Working with HTML data

findanywhere_schema website string_based_evaluation --threshold constant --out schema.yml --deduce_score average

The command above generates a schema file (schema.yml) based on the website website using the string_based_evaluation method with a constant threshold. The resulting schema is configured to deduce scores averaged across evaluations.

deduction:
  config: {}
  name: average
evaluation:
  config:
    aggregate: max
    similarity: jaro_winkler
    similarity_parameter: {}
  name: string_based_evaluation
source:
  config:
    html_parser_name: html.parser
    tokenizer: delimiter
    tokenizer_config: {}
  name: website
threshold:
  config:
    constant: 0.8
  name: constant

The schema file (schema.yml) includes:

deduction: Configuration for averaging scores (average).
evaluation: Utilizes string_based_evaluation with parameters such as maximum aggregation and Jaro-Winkler similarity.
source: Specifies website as the source, using HTML parser html.parser with delimiter tokenization.
threshold: Sets a constant threshold of 0.8 for scoring.

[
  {
    "keyword": "Example"
  },
  {
    "reference": "Information"
  }
]

In the JSON above, we specify our search criteria for https://example.com or a local file. We are interested in extracting information related to the keyword “Example” and the reference “Information”.

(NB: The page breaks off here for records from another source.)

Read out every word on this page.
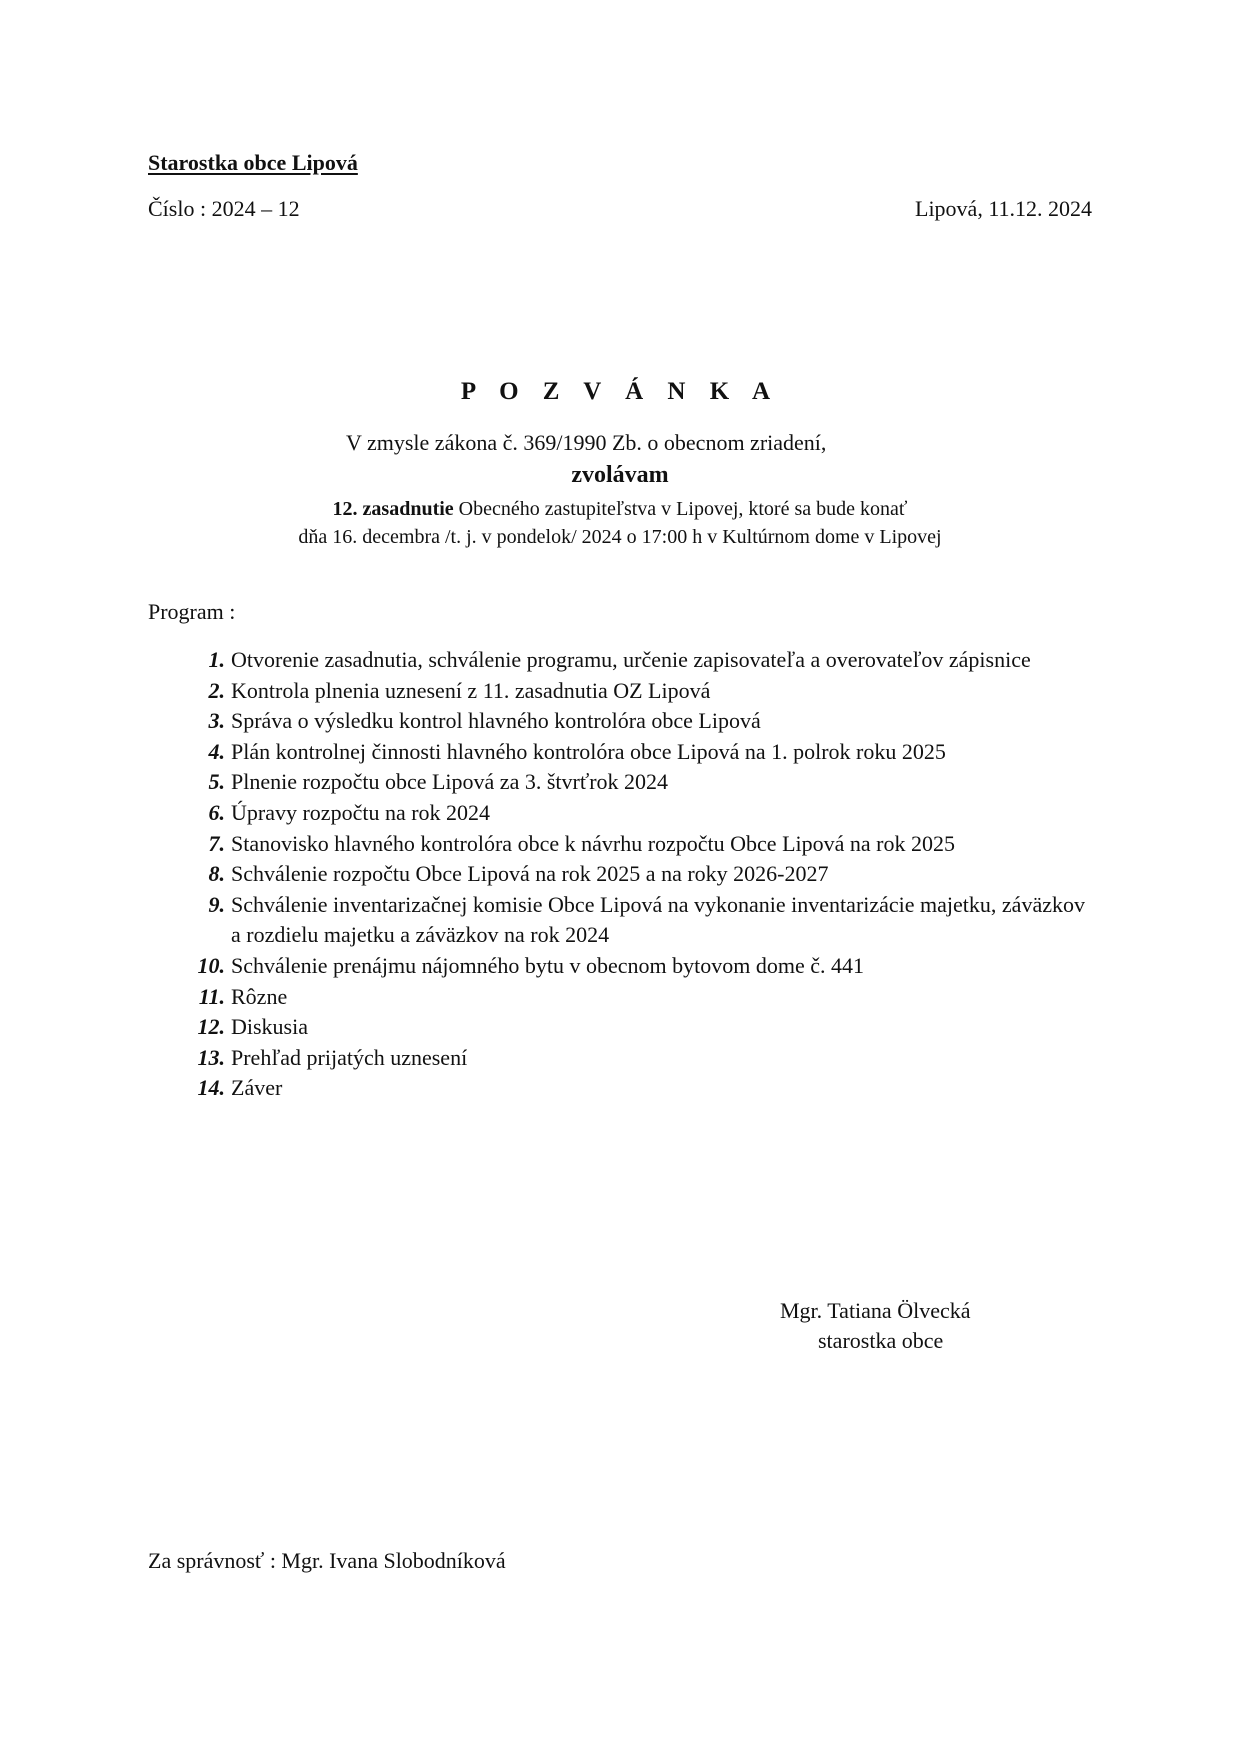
Starostka obce Lipová
Číslo : 2024 – 12	Lipová, 11.12. 2024
P O Z V Á N K A
V zmysle zákona č. 369/1990 Zb. o obecnom zriadení,
zvolávam
12. zasadnutie Obecného zastupiteľstva v Lipovej, ktoré sa bude konať
dňa 16. decembra /t. j. v pondelok/ 2024 o 17:00 h v Kultúrnom dome v Lipovej
Program :
1. Otvorenie zasadnutia, schválenie programu, určenie zapisovateľa a overovateľov zápisnice
2. Kontrola plnenia uznesení z 11. zasadnutia OZ Lipová
3. Správa o výsledku kontrol hlavného kontrolóra obce Lipová
4. Plán kontrolnej činnosti hlavného kontrolóra obce Lipová na 1. polrok roku 2025
5. Plnenie rozpočtu obce Lipová za 3. štvrťrok 2024
6. Úpravy rozpočtu na rok 2024
7. Stanovisko hlavného kontrolóra obce k návrhu rozpočtu Obce Lipová na rok 2025
8. Schválenie rozpočtu Obce Lipová na rok 2025 a na roky 2026-2027
9. Schválenie inventarizačnej komisie Obce Lipová na vykonanie inventarizácie majetku, záväzkov a rozdielu majetku a záväzkov na rok 2024
10. Schválenie prenájmu nájomného bytu v obecnom bytovom dome č. 441
11. Rôzne
12. Diskusia
13. Prehľad prijatých uznesení
14. Záver
Mgr. Tatiana Ölvecká
starostka obce
Za správnosť : Mgr. Ivana Slobodníková
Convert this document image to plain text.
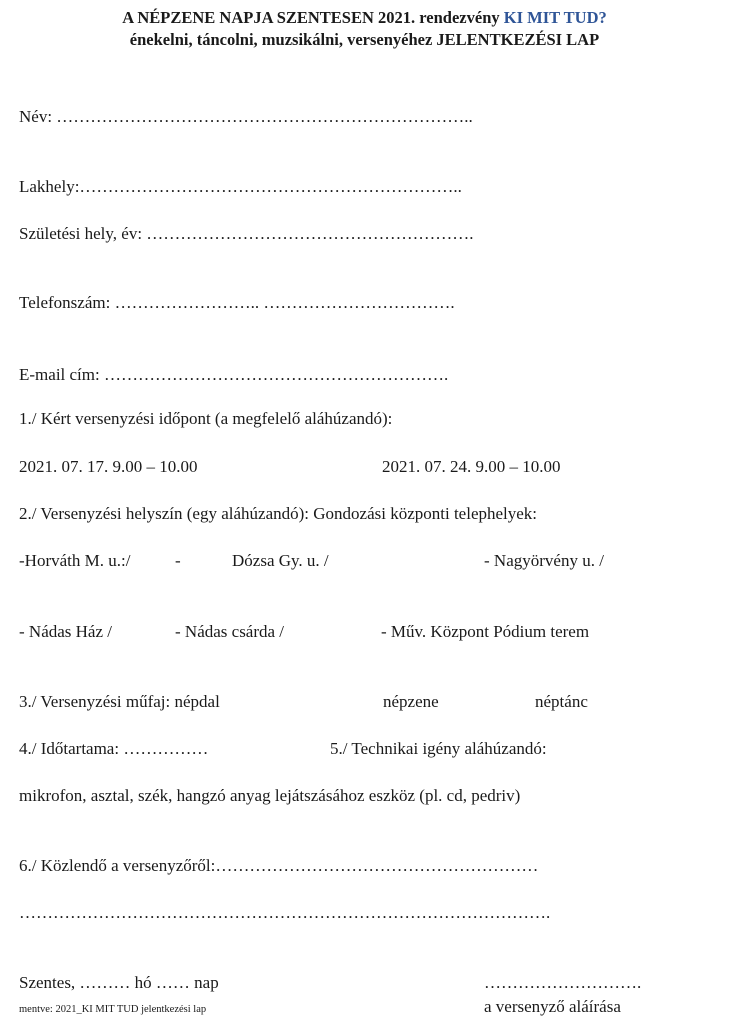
A NÉPZENE NAPJA SZENTESEN 2021. rendezvény KI MIT TUD?
énekelni, táncolni, muzsikálni, versenyéhez JELENTKEZÉSI LAP
Név: ………………………………………………………………..
Lakhely:…………………………………………………………..
Születési hely, év: ………………………………………………….
Telefonszám: …………………….. …………………………….
E-mail cím: …………………………………………………….
1./ Kért versenyzési időpont (a megfelelő aláhúzandó):
2021. 07. 17. 9.00 – 10.00	2021. 07. 24. 9.00 – 10.00
2./ Versenyzési helyszín (egy aláhúzandó): Gondozási központi telephelyek:
-Horváth M. u.:/	-	Dózsa Gy. u. /	- Nagyörvény u. /
- Nádas Ház /	- Nádas csárda /	- Műv. Központ Pódium terem
3./ Versenyzési műfaj: népdal	népzene	néptánc
4./ Időtartama: ……………	5./ Technikai igény aláhúzandó:
mikrofon, asztal, szék, hangzó anyag lejátszásához eszköz (pl. cd, pedriv)
6./ Közlendő a versenyzőről:…………………………………………………
………………………………………………………………………………….
Szentes, ……… hó …… nap	……………………….
a versenyző aláírása
mentve: 2021_KI MIT TUD jelentkezési lap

findanywhere schema.yml search_data.json http://example.com --sequential 1

Executing the command above (findanywhere), we utilize the schema (schema.yml) and search data (search_data.json). Given that website multiprocessing isn’t required, we opt for sequential mode (–sequential 1).

{
    "of": "0",
    "best_matches": {
        "keyword": {
            "position": {
                "tag": "h1",
                "path": ["html", "body", "div"],
                "index": 0,
                "token": 0
            },
            "value": "Example",
            "similarity": 1.0
        }
    },
    "score": 1.0
}
{
    "of": "1",
    "best_matches": {
        "reference": {
            "position": {
                "tag": "p",
                "path": ["html", "body", "div"],
                "index": 25,
                "token": 1
            },
            "value": "information...",
            "similarity": 0.8744588744588745
        }
    },
    "score": 0.8744588744588745
}
{
    "of": "1",
    "best_matches": {
        "reference": {
            "position": {
                "tag": "a",
                "path": ["html", "body", "div", "p"],
                "index": 1,
                "token": 1
            },
            "value": "information...",
            "similarity": 0.8744588744588745
        }
    },
    "score": 0.8744588744588745
}
{
    "of": "0",
    "best_matches": {
        "keyword": {
            "position": {
                "tag": "title",
                "path": ["html", "head"],
                "index": 0,
                "token": 0
            },
            "value": "Example",
            "similarity": 1.0
        }
    },
    "score": 1.0
}

After execution, the results in Python format provide details on matched elements (tag, path, index, token), matched values (value), similarity scores (similarity), and overall scores (score). These results are obtained for both keywords and references specified in the search data.